The Lindholm amulet, a 2nd to 4th century piece of bone with a Proto-Norse inscription containing two instances of the pronoun.

Descendants

References

  • ek in Geir T. Zoëga (1910) A Concise Dictionary of Old Icelandic, Oxford: Clarendon Press

Old Saxon

Etymology

From Proto-Germanic *aiks, from Proto-Indo-European *h₂eyǵ- (oak).

Pronunciation

  • IPA(key): /ˈɛːk/

Noun

ēk f

  1. oak

Declension

Descendants

  • Low German: Eek

Rohingya

Etymology

From Bengali [Term?].

Numeral

ek

  1. (cardinal) one

Swedish

Etymology

From Old Norse eik, from Proto-Germanic *aiks, from Proto-Indo-European *h₂eyǵ- (oak).

Pronunciation

Noun

ek c

  1. oak

Declension

Inflection of ek 
Singular Plural
Indefinite Definite Indefinite Definite
Nominative ek eken ekar ekarna
Genitive eks ekens ekars ekarnas

Tocharian B

Etymology

From Proto-Tocharian *ëk, from Late Proto-Indo-European *okʷs, from *h₃okʷ-, *h₃ekʷ- (eye; to see).
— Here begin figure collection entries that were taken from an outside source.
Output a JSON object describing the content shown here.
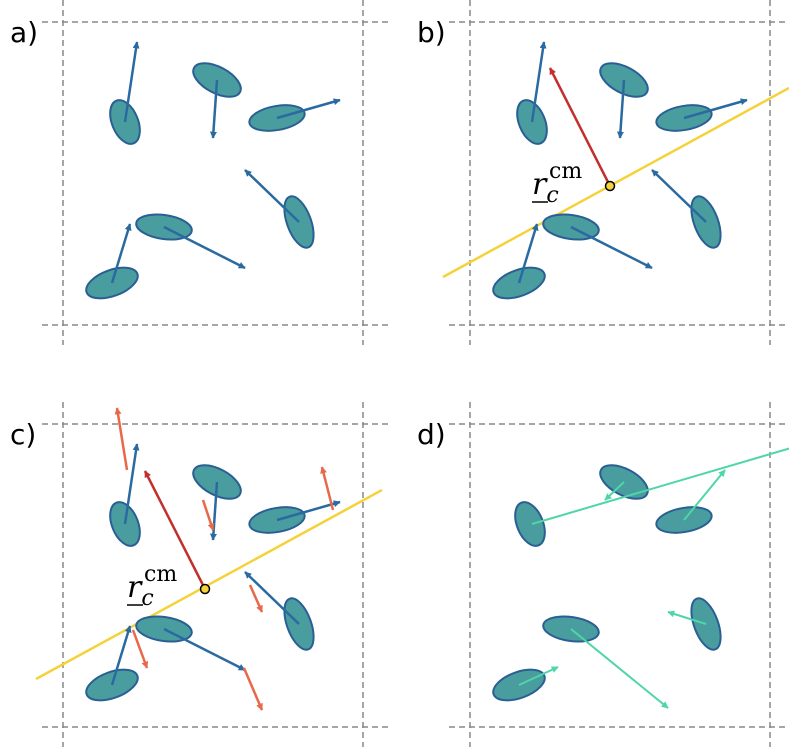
{
  "panels": [
    {
      "label": "a)"
    },
    {
      "label": "b)"
    },
    {
      "label": "c)"
    },
    {
      "label": "d)"
    }
  ],
  "annotations": [
    {
      "symbol": "r",
      "subscript": "c",
      "superscript": "cm"
    },
    {
      "symbol": "r",
      "subscript": "c",
      "superscript": "cm"
    }
  ]
}
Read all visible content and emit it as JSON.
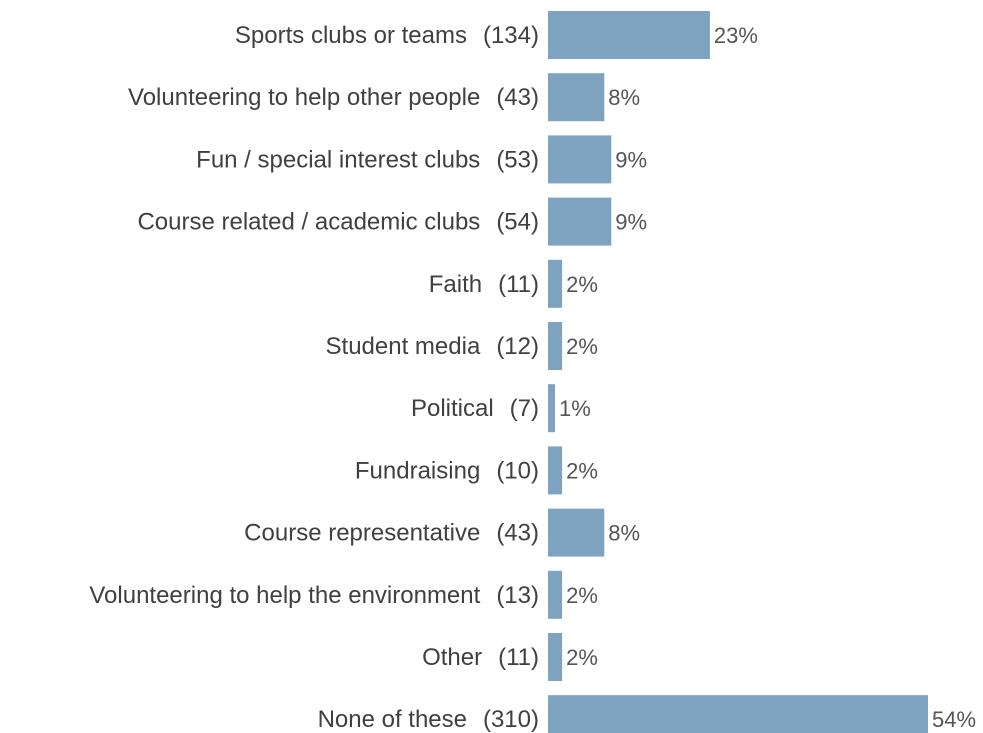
{
  "chart_data": {
    "type": "bar",
    "orientation": "horizontal",
    "categories": [
      "Sports clubs or teams",
      "Volunteering to help other people",
      "Fun / special interest clubs",
      "Course related / academic clubs",
      "Faith",
      "Student media",
      "Political",
      "Fundraising",
      "Course representative",
      "Volunteering to help the environment",
      "Other",
      "None of these"
    ],
    "counts": [
      "(134)",
      "(43)",
      "(53)",
      "(54)",
      "(11)",
      "(12)",
      "(7)",
      "(10)",
      "(43)",
      "(13)",
      "(11)",
      "(310)"
    ],
    "values": [
      23,
      8,
      9,
      9,
      2,
      2,
      1,
      2,
      8,
      2,
      2,
      54
    ],
    "value_labels": [
      "23%",
      "8%",
      "9%",
      "9%",
      "2%",
      "2%",
      "1%",
      "2%",
      "8%",
      "2%",
      "2%",
      "54%"
    ],
    "title": "",
    "xlabel": "",
    "ylabel": "",
    "xlim": [
      0,
      54
    ],
    "grid": false,
    "bar_color": "#7da3c0"
  }
}
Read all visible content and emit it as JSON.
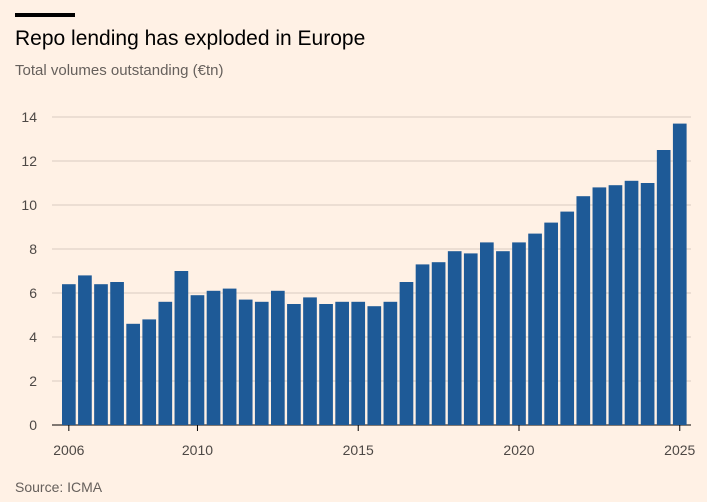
{
  "header": {
    "title": "Repo lending has exploded in Europe",
    "subtitle": "Total volumes outstanding (€tn)"
  },
  "footer": {
    "source": "Source: ICMA"
  },
  "colors": {
    "background": "#FFF1E5",
    "bar": "#1E5A97",
    "gridline": "#D9CCC1",
    "text": "#33302E"
  },
  "chart_data": {
    "type": "bar",
    "title": "Repo lending has exploded in Europe",
    "subtitle": "Total volumes outstanding (€tn)",
    "xlabel": "",
    "ylabel": "",
    "ylim": [
      0,
      14
    ],
    "yticks": [
      0,
      2,
      4,
      6,
      8,
      10,
      12,
      14
    ],
    "xticks": [
      "2006",
      "2010",
      "2015",
      "2020",
      "2025"
    ],
    "grid": true,
    "legend": "none",
    "x": [
      2006,
      2006.5,
      2007,
      2007.5,
      2008,
      2008.5,
      2009,
      2009.5,
      2010,
      2010.5,
      2011,
      2011.5,
      2012,
      2012.5,
      2013,
      2013.5,
      2014,
      2014.5,
      2015,
      2015.5,
      2016,
      2016.5,
      2017,
      2017.5,
      2018,
      2018.5,
      2019,
      2019.5,
      2020,
      2020.5,
      2021,
      2021.5,
      2022,
      2022.5,
      2023,
      2023.5,
      2024,
      2024.5,
      2025
    ],
    "values": [
      6.4,
      6.8,
      6.4,
      6.5,
      4.6,
      4.8,
      5.6,
      7.0,
      5.9,
      6.1,
      6.2,
      5.7,
      5.6,
      6.1,
      5.5,
      5.8,
      5.5,
      5.6,
      5.6,
      5.4,
      5.6,
      6.5,
      7.3,
      7.4,
      7.9,
      7.8,
      8.3,
      7.9,
      8.3,
      8.7,
      9.2,
      9.7,
      10.4,
      10.8,
      10.9,
      11.1,
      11.0,
      12.5,
      13.7
    ]
  }
}
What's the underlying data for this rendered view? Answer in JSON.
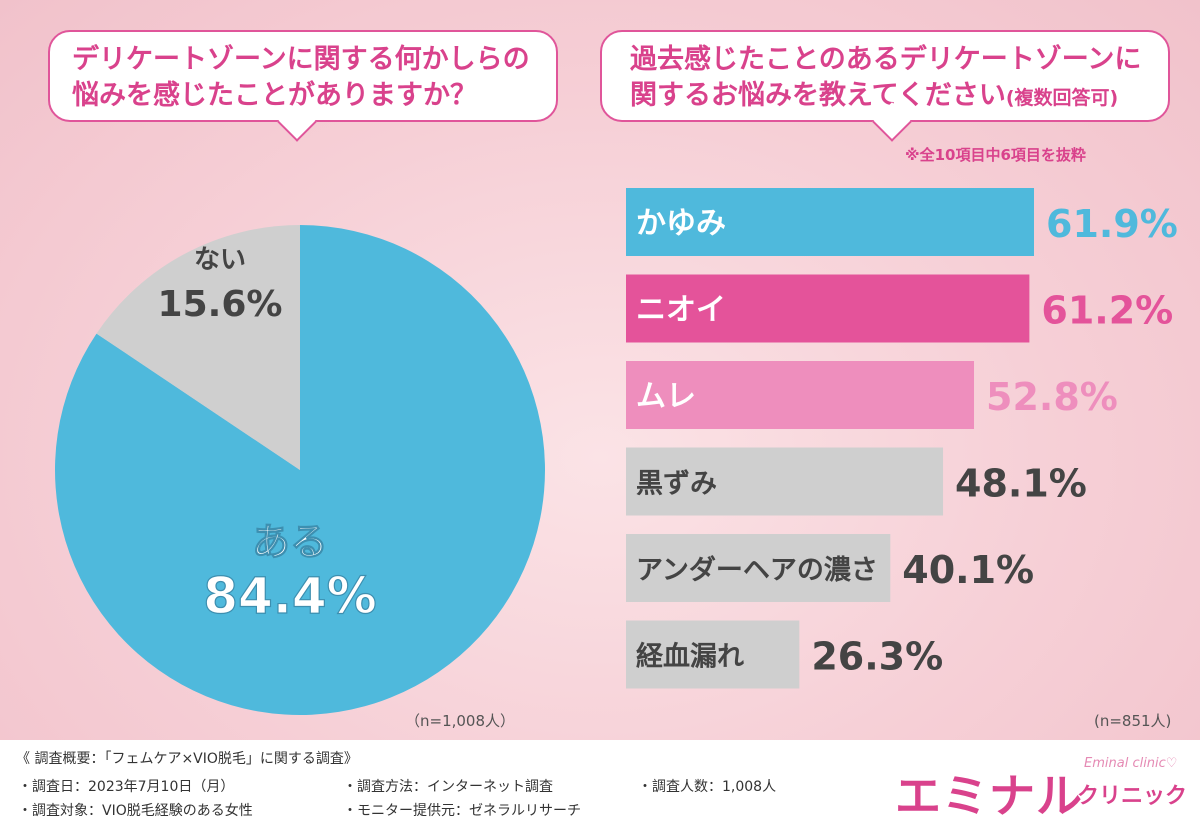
{
  "left_question": {
    "line1": "デリケートゾーンに関する何かしらの",
    "line2": "悩みを感じたことがありますか？"
  },
  "right_question": {
    "line1": "過去感じたことのあるデリケートゾーンに",
    "line2": "関するお悩みを教えてください",
    "suffix": "(複数回答可)"
  },
  "right_note": "※全10項目中6項目を抜粋",
  "left_n": "（n=1,008人）",
  "right_n": "(n=851人)",
  "colors": {
    "blue": "#4fb9dc",
    "pink_dark": "#e4539a",
    "pink_light": "#ee8ebd",
    "gray": "#cfcfcf",
    "accent": "#d9428c"
  },
  "chart_data": [
    {
      "type": "pie",
      "slices": [
        {
          "label": "ある",
          "value": 84.4,
          "display": "84.4%",
          "color": "#4fb9dc"
        },
        {
          "label": "ない",
          "value": 15.6,
          "display": "15.6%",
          "color": "#cfcfcf"
        }
      ]
    },
    {
      "type": "bar",
      "orientation": "horizontal",
      "categories": [
        "かゆみ",
        "ニオイ",
        "ムレ",
        "黒ずみ",
        "アンダーヘアの濃さ",
        "経血漏れ"
      ],
      "values": [
        61.9,
        61.2,
        52.8,
        48.1,
        40.1,
        26.3
      ],
      "labels": [
        "61.9%",
        "61.2%",
        "52.8%",
        "48.1%",
        "40.1%",
        "26.3%"
      ],
      "colors": [
        "#4fb9dc",
        "#e4539a",
        "#ee8ebd",
        "#cfcfcf",
        "#cfcfcf",
        "#cfcfcf"
      ],
      "xlim": [
        0,
        61.9
      ]
    }
  ],
  "footer": {
    "title": "《 調査概要：「フェムケア×VIO脱毛」に関する調査》",
    "date": "・調査日：2023年7月10日（月）",
    "target": "・調査対象：VIO脱毛経験のある女性",
    "method": "・調査方法：インターネット調査",
    "monitor": "・モニター提供元：ゼネラルリサーチ",
    "count": "・調査人数：1,008人"
  },
  "logo": {
    "main": "エミナル",
    "sub": "クリニック",
    "en": "Eminal clinic♡"
  }
}
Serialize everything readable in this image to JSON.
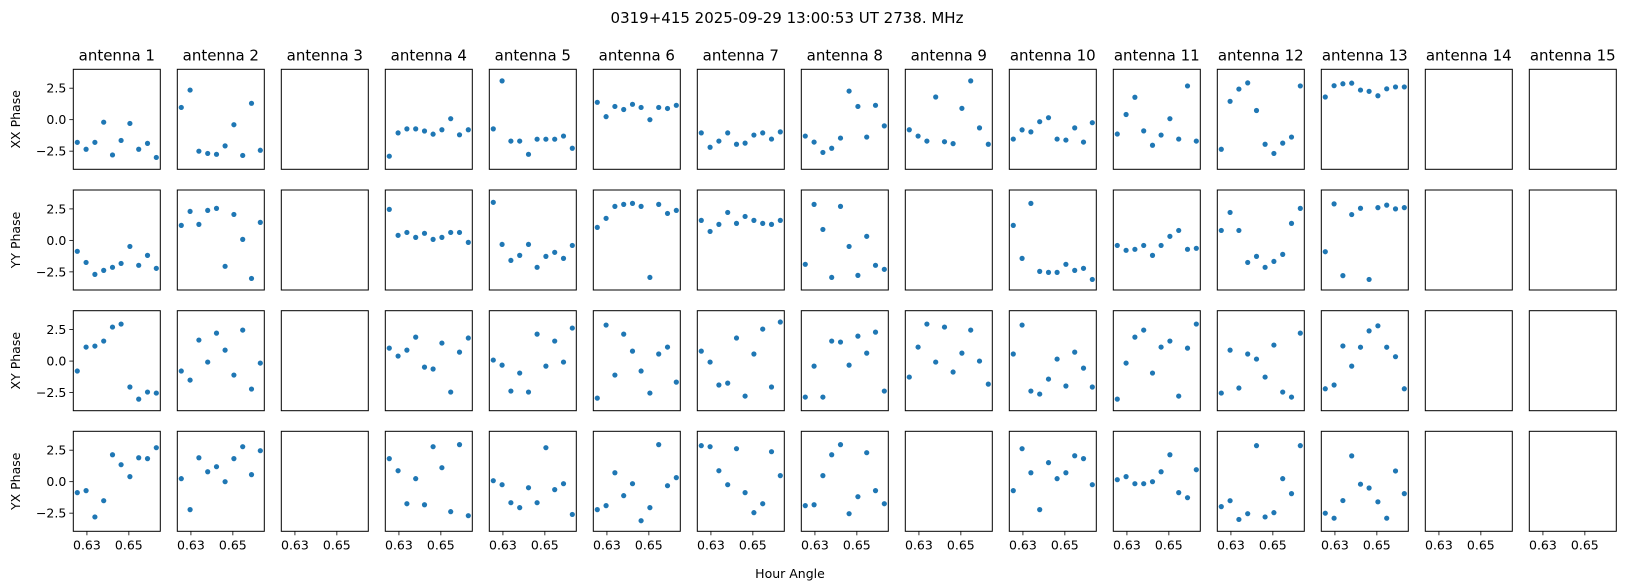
{
  "chart_data": {
    "type": "scatter",
    "title": "0319+415  2025-09-29 13:00:53 UT  2738. MHz",
    "xlabel": "Hour Angle",
    "xlim": [
      0.6235,
      0.665
    ],
    "ylim": [
      -3.94,
      4.0
    ],
    "xticks": [
      "0.63",
      "0.65"
    ],
    "xtick_values": [
      0.63,
      0.65
    ],
    "yticks": [
      "2.5",
      "0.0",
      "−2.5"
    ],
    "ytick_values": [
      2.5,
      0.0,
      -2.5
    ],
    "marker_color": "#1f77b4",
    "antennas": [
      "antenna 1",
      "antenna 2",
      "antenna 3",
      "antenna 4",
      "antenna 5",
      "antenna 6",
      "antenna 7",
      "antenna 8",
      "antenna 9",
      "antenna 10",
      "antenna 11",
      "antenna 12",
      "antenna 13",
      "antenna 14",
      "antenna 15"
    ],
    "x": [
      0.6254,
      0.6296,
      0.6338,
      0.638,
      0.6422,
      0.6463,
      0.6505,
      0.6547,
      0.6589,
      0.6631
    ],
    "rows": [
      {
        "name": "XX Phase",
        "values": [
          [
            -1.8,
            -2.35,
            -1.8,
            -0.2,
            -2.8,
            -1.65,
            -0.3,
            -2.35,
            -1.88,
            -3.0
          ],
          [
            0.97,
            2.35,
            -2.5,
            -2.68,
            -2.75,
            -2.08,
            -0.4,
            -2.84,
            1.3,
            -2.43
          ],
          null,
          [
            -2.9,
            -1.05,
            -0.73,
            -0.73,
            -0.9,
            -1.15,
            -0.8,
            0.08,
            -1.2,
            -0.8
          ],
          [
            -0.73,
            3.08,
            -1.7,
            -1.7,
            -2.75,
            -1.55,
            -1.55,
            -1.55,
            -1.3,
            -2.27
          ],
          [
            1.38,
            0.24,
            1.05,
            0.81,
            1.22,
            0.97,
            0.0,
            0.97,
            0.89,
            1.14
          ],
          [
            -1.05,
            -2.19,
            -1.7,
            -1.05,
            -1.95,
            -1.86,
            -1.22,
            -1.05,
            -1.54,
            -0.97
          ],
          [
            -1.3,
            -1.78,
            -2.6,
            -2.27,
            -1.46,
            2.27,
            1.05,
            -1.38,
            1.14,
            -0.49
          ],
          [
            -0.8,
            -1.3,
            -1.7,
            1.8,
            -1.75,
            -1.9,
            0.9,
            3.08,
            -0.65,
            -1.95
          ],
          [
            -1.54,
            -0.81,
            -0.97,
            -0.16,
            0.16,
            -1.54,
            -1.62,
            -0.65,
            -1.78,
            -0.24
          ],
          [
            -1.14,
            0.41,
            1.78,
            -0.89,
            -2.03,
            -1.22,
            0.08,
            -1.54,
            2.68,
            -1.7
          ],
          [
            -2.35,
            1.46,
            2.43,
            2.92,
            0.73,
            -1.95,
            -2.68,
            -1.86,
            -1.38,
            2.68
          ],
          [
            1.8,
            2.7,
            2.85,
            2.9,
            2.35,
            2.25,
            1.9,
            2.45,
            2.6,
            2.6
          ],
          null,
          null
        ]
      },
      {
        "name": "YY Phase",
        "values": [
          [
            -0.87,
            -1.75,
            -2.7,
            -2.38,
            -2.14,
            -1.83,
            -0.48,
            -1.98,
            -1.19,
            -2.22
          ],
          [
            1.19,
            2.3,
            1.27,
            2.38,
            2.54,
            -2.06,
            2.06,
            0.08,
            -3.02,
            1.43
          ],
          null,
          [
            2.46,
            0.4,
            0.63,
            0.24,
            0.56,
            0.08,
            0.24,
            0.63,
            0.63,
            -0.16
          ],
          [
            3.02,
            -0.32,
            -1.59,
            -1.19,
            -0.32,
            -2.14,
            -1.27,
            -0.95,
            -1.43,
            -0.4
          ],
          [
            1.03,
            1.75,
            2.7,
            2.86,
            2.94,
            2.7,
            -2.94,
            2.86,
            2.14,
            2.38
          ],
          [
            1.59,
            0.71,
            1.27,
            2.22,
            1.35,
            1.9,
            1.59,
            1.35,
            1.27,
            1.59
          ],
          [
            -1.9,
            2.86,
            0.87,
            -2.94,
            2.7,
            -0.48,
            -2.78,
            0.32,
            -1.98,
            -2.3
          ],
          null,
          [
            1.19,
            -1.43,
            2.94,
            -2.46,
            -2.54,
            -2.54,
            -1.9,
            -2.38,
            -2.22,
            -3.1
          ],
          [
            -0.4,
            -0.79,
            -0.71,
            -0.4,
            -1.19,
            -0.4,
            0.32,
            0.79,
            -0.71,
            -0.63
          ],
          [
            0.79,
            2.22,
            0.79,
            -1.75,
            -1.27,
            -2.14,
            -1.67,
            -1.11,
            1.35,
            2.54
          ],
          [
            -0.9,
            2.9,
            -2.8,
            2.05,
            2.55,
            -3.1,
            2.6,
            2.8,
            2.5,
            2.6
          ],
          null,
          null
        ]
      },
      {
        "name": "XY Phase",
        "values": [
          [
            -0.79,
            1.11,
            1.19,
            1.59,
            2.7,
            2.94,
            -2.06,
            -3.02,
            -2.46,
            -2.54
          ],
          [
            -0.79,
            -1.51,
            1.67,
            -0.08,
            2.22,
            0.87,
            -1.11,
            2.46,
            -2.22,
            -0.16
          ],
          null,
          [
            1.03,
            0.4,
            0.87,
            1.9,
            -0.48,
            -0.63,
            1.43,
            -2.46,
            0.71,
            1.83
          ],
          [
            0.08,
            -0.32,
            -2.38,
            -0.95,
            -2.46,
            2.14,
            -0.4,
            1.59,
            -0.08,
            2.62
          ],
          [
            -2.94,
            2.86,
            -1.11,
            2.14,
            0.79,
            -0.79,
            -2.54,
            0.56,
            1.11,
            -1.67
          ],
          [
            0.79,
            -0.08,
            -1.9,
            -1.75,
            1.83,
            -2.78,
            0.56,
            2.54,
            -2.06,
            3.1
          ],
          [
            -2.86,
            -0.4,
            -2.86,
            1.59,
            1.51,
            -0.32,
            1.98,
            0.63,
            2.3,
            -2.38
          ],
          [
            -1.27,
            1.11,
            2.94,
            -0.08,
            2.7,
            -0.87,
            0.63,
            2.46,
            0.0,
            -1.83
          ],
          [
            0.56,
            2.86,
            -2.38,
            -2.62,
            -1.43,
            0.16,
            -1.98,
            0.71,
            -0.56,
            -2.06
          ],
          [
            -3.02,
            -0.16,
            1.9,
            2.46,
            -0.95,
            1.11,
            1.59,
            -2.78,
            1.03,
            2.94
          ],
          [
            -2.54,
            0.87,
            -2.14,
            0.56,
            0.16,
            -1.27,
            1.27,
            -2.46,
            -2.86,
            2.22
          ],
          [
            -2.2,
            -1.9,
            1.2,
            -0.4,
            1.1,
            2.4,
            2.8,
            1.1,
            0.35,
            -2.2
          ],
          null,
          null
        ]
      },
      {
        "name": "YX Phase",
        "values": [
          [
            -0.87,
            -0.71,
            -2.8,
            -1.51,
            2.14,
            1.35,
            0.4,
            1.9,
            1.83,
            2.7
          ],
          [
            0.24,
            -2.22,
            1.9,
            0.79,
            1.19,
            0.0,
            1.83,
            2.78,
            0.56,
            2.46
          ],
          null,
          [
            1.83,
            0.87,
            -1.75,
            0.24,
            -1.83,
            2.78,
            1.11,
            -2.38,
            2.94,
            -2.7
          ],
          [
            0.08,
            -0.24,
            -1.67,
            -2.06,
            -0.48,
            -1.67,
            2.7,
            -0.63,
            -0.16,
            -2.6
          ],
          [
            -2.22,
            -1.9,
            0.71,
            -1.11,
            -0.16,
            -3.1,
            -2.06,
            2.94,
            -0.32,
            0.32
          ],
          [
            2.86,
            2.78,
            0.87,
            -0.24,
            2.62,
            -0.87,
            -2.46,
            -1.75,
            2.38,
            0.48
          ],
          [
            -1.9,
            -1.83,
            0.48,
            2.14,
            2.94,
            -2.54,
            -1.19,
            2.3,
            -0.71,
            -1.75
          ],
          null,
          [
            -0.71,
            2.62,
            0.71,
            -2.22,
            1.51,
            0.24,
            0.71,
            2.06,
            1.83,
            -0.24
          ],
          [
            0.16,
            0.4,
            -0.16,
            -0.16,
            0.0,
            0.79,
            2.14,
            -0.87,
            -1.27,
            0.95
          ],
          [
            -1.98,
            -1.51,
            -3.0,
            -2.54,
            2.86,
            -2.8,
            -2.46,
            0.24,
            -0.95,
            2.86
          ],
          [
            -2.5,
            -2.9,
            -1.5,
            2.05,
            -0.2,
            -0.5,
            -1.6,
            -2.9,
            0.85,
            -0.95
          ],
          null,
          null
        ]
      }
    ]
  }
}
Compare Tocharian A ak.

Noun

ek

  1. eye
    eśane klausane ṣeycer-me kartstse yolo lkātsi klyaussisa
    "you had eyes and ears to see and hear good and evil"

Turkish

Noun

ek (definite accusative eki, plural ekler)

  1. annex

Hyponyms

Declension

Verb

ek

  1. second-person singular imperative of ekmek

Volapük

Pronoun

ek

  1. someone; anyone

Declension


West Frisian

Etymology

From Old Frisian āk, from Proto-Germanic *auk. Compare Middle English eek (archaic English eke), Dutch ook, German auch.